Porter sering membuat halaman pribadi di platform media sosial seperti Zalo, Facebook, Instagram, TikTok, dan sebagainya untuk mempromosikan pariwisata lokal. Melalui perjalanan mendaki gunung, porter juga merupakan fotografer yang dapat mengabadikan sudut-sudut indah dan unik; mereka juga piawai menemukan titik check-in untuk memuaskan wisatawan.
"Saat melakukan pekerjaan pengangkutan antara awan dan langit, kami menyadari tanggung jawab kami. Saya dan rekan-rekan sering membagi pekerjaan secara wajar dan selalu mendampingi pelanggan. Jika anggota kelompok terpisah karena masalah fisik, kami menjaga jarak antar kelompok agar tidak tersesat, demi keselamatan dan kesehatan setiap orang," ungkap Bapak Hang A Tru, seorang porter yang telah berkecimpung di profesi ini selama puluhan tahun.
Menurut para pemimpin kelurahan Sa Pa, profesi porter berkontribusi signifikan terhadap pengembangan wisata eksperiensial dan wisata penemuan. Saat ini, pihak kelurahan sedang berkoordinasi dengan Dinas Kebudayaan, Olahraga, dan Pariwisata Lao Cai untuk menyusun seperangkat aturan profesi porter, termasuk persyaratan wajib izin kerja, pelatihan keterampilan keselamatan, pertolongan pertama , dan perlindungan lingkungan.

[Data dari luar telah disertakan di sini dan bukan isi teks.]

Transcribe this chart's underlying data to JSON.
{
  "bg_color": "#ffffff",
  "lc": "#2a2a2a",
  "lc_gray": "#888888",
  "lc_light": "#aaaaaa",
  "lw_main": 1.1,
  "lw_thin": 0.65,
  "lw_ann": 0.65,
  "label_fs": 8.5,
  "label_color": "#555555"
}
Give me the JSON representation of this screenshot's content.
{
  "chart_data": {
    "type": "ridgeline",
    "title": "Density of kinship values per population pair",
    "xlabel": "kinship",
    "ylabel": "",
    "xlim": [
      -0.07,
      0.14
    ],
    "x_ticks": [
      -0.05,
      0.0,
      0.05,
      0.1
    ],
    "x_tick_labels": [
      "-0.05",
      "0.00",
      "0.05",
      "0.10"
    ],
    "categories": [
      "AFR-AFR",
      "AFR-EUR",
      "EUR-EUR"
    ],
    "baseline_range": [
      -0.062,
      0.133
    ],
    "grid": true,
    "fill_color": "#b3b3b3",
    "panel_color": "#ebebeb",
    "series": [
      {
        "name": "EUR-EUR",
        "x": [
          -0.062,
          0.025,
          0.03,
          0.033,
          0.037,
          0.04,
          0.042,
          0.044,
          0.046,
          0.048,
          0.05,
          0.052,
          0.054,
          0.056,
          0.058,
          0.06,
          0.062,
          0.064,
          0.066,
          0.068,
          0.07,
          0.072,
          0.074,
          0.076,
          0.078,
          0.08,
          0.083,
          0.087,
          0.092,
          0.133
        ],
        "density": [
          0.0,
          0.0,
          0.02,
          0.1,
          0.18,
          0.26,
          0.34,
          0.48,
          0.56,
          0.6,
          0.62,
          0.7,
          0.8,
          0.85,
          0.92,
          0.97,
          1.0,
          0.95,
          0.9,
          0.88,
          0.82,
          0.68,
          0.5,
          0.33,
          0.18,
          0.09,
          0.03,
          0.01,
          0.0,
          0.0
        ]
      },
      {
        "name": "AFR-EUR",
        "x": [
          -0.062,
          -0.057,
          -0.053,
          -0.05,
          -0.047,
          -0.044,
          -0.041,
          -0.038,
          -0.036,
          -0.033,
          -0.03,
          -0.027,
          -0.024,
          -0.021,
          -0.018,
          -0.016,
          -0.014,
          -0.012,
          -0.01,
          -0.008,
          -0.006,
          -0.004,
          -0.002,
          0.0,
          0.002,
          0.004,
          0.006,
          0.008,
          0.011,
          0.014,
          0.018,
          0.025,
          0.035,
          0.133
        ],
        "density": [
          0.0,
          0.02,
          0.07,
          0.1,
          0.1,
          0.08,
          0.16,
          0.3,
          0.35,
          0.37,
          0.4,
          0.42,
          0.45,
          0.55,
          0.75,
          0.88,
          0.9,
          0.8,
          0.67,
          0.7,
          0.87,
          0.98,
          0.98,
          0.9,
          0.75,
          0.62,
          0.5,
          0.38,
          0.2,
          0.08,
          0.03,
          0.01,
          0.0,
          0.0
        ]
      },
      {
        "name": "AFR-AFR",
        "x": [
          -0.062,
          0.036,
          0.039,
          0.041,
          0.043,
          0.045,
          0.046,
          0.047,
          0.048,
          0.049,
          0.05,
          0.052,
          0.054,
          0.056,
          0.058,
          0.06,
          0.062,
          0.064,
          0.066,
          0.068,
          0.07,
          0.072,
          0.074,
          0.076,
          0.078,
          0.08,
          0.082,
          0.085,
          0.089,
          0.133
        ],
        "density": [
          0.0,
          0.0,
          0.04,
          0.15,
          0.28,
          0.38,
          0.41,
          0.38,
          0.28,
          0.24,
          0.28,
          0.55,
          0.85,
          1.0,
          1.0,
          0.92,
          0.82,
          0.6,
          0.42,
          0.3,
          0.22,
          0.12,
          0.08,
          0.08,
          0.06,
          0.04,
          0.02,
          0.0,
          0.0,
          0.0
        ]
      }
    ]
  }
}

Pada tahun 2016, kereta gantung Fansipan mulai beroperasi, membantu banyak orang dengan mudah mencapai "atap Indochina". Namun, perjalanan mendaki gunung melalui jalan darat masih menarik banyak wisatawan yang menyukai tantangan. Di sana, siluet para porter masih bekerja keras di atas awan: membuka jalan bagi para tamu, memasak makanan hangat di tengah angin dingin, mendirikan tenda di hutan pada malam hari.